Thursday, December 6, 2012

"Sophia Loren" Chicken

adapted from "500 More Low-Carb Recipes" by Dana Carpender

3/4 cup olive oil
6 cloves of garlic
1 1/2 cups parmesan cheese (the kind in a can)
2-3 T dry oregano
1-2 T dry parsley
2-3 T dry basil
1 T paprika
3 big chicken breasts

Mince the garlic.  Put it in a bowl with the oil.  Set aside.
Combine the cheese and the spices in another bowl.  Set aside.
Preheat the oven to 350-400.
Cover a big baking sheet (or a couple of pans) with foil.  (This is VERY IMPORTANT.)
Cut the chicken into "fingers."  (I cut mine a bit too small.)
Dip each piece in the oil, then the cheese mixture, and put it on the foil-lined pan.
Bake 20-45 minutes, depending on how big the pieces are.

Note: I had two pans.  The first was cut really small, and baked in a pyrex 9x13" pan at 350 for 20 minutes.  Some of the pieces gave off quite a bit of oil. They didn't come out as crispy, but they didn't stick as badly to the foil.
The second pan was a rimmed cookie sheet and baked at 400 for 30 minutes.  I liked how they were crispier, but a lot of coating stuck to the foil.

Marinara Dipping Sauce
1 can Italian style stewed tomatoes
1/2 onion, chopped small
a couple cloves of garlic, minced
about 2 teaspoons each basil and oregano
a generous pinch of cayenne pepper
salt

Put everything (except the salt) in a small saucepan, and simmer for as long as you have time for (at least half an hour).  Add water if it starts looking too thick, or sputtering too much, or sticking to the bottom of the pan.
Add salt to taste.
Remove from the heat, and blend with an immersion blender.

Soup

This was a plain, old, nothing special soup. (Not bad, but not very exciting.)

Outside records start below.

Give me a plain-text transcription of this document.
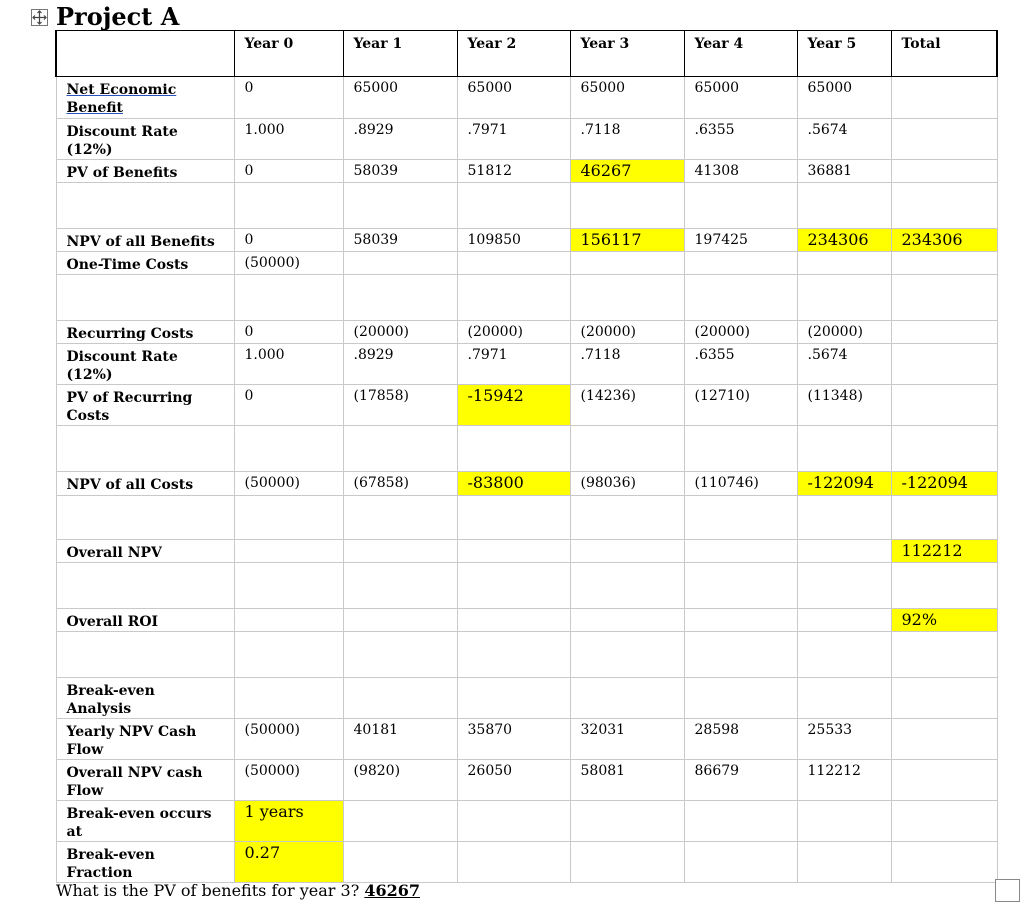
Project A
	Year 0	Year 1	Year 2	Year 3	Year 4	Year 5	Total
Net Economic Benefit	0	65000	65000	65000	65000	65000	
Discount Rate (12%)	1.000	.8929	.7971	.7118	.6355	.5674	
PV of Benefits	0	58039	51812	46267	41308	36881	

NPV of all Benefits	0	58039	109850	156117	197425	234306	234306
One-Time Costs	(50000)						

Recurring Costs	0	(20000)	(20000)	(20000)	(20000)	(20000)	
Discount Rate (12%)	1.000	.8929	.7971	.7118	.6355	.5674	
PV of Recurring Costs	0	(17858)	-15942	(14236)	(12710)	(11348)	

NPV of all Costs	(50000)	(67858)	-83800	(98036)	(110746)	-122094	-122094

Overall NPV							112212

Overall ROI							92%

Break-even Analysis							
Yearly NPV Cash Flow	(50000)	40181	35870	32031	28598	25533	
Overall NPV cash Flow	(50000)	(9820)	26050	58081	86679	112212	
Break-even occurs at	1 years						
Break-even Fraction	0.27						
What is the PV of benefits for year 3? 46267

a tablespoon or two of olive oil
1 onion
a few cloves of garlic
3 carrots
3 ribs of celery
about a quart of stock from smoked turkey
a kielbasa
salt (because my stock wasn't previously salted)

Chop the onion.
Warm the olive oil in a large saucepan.
Start sauteing the onion.
Mince the garlic, and add it to the pan.
Chop the carrots, and add them.
Chop the celery and add them.
Continue to saute until the onion is starting to look translucent.
Add the stock.  Let it boil/simmer for quite a while, until the vegetables are getting soft.
Chop the kielbasa, and add it.  Simmer until it's hot through.
Taste the broth, and add salt to taste.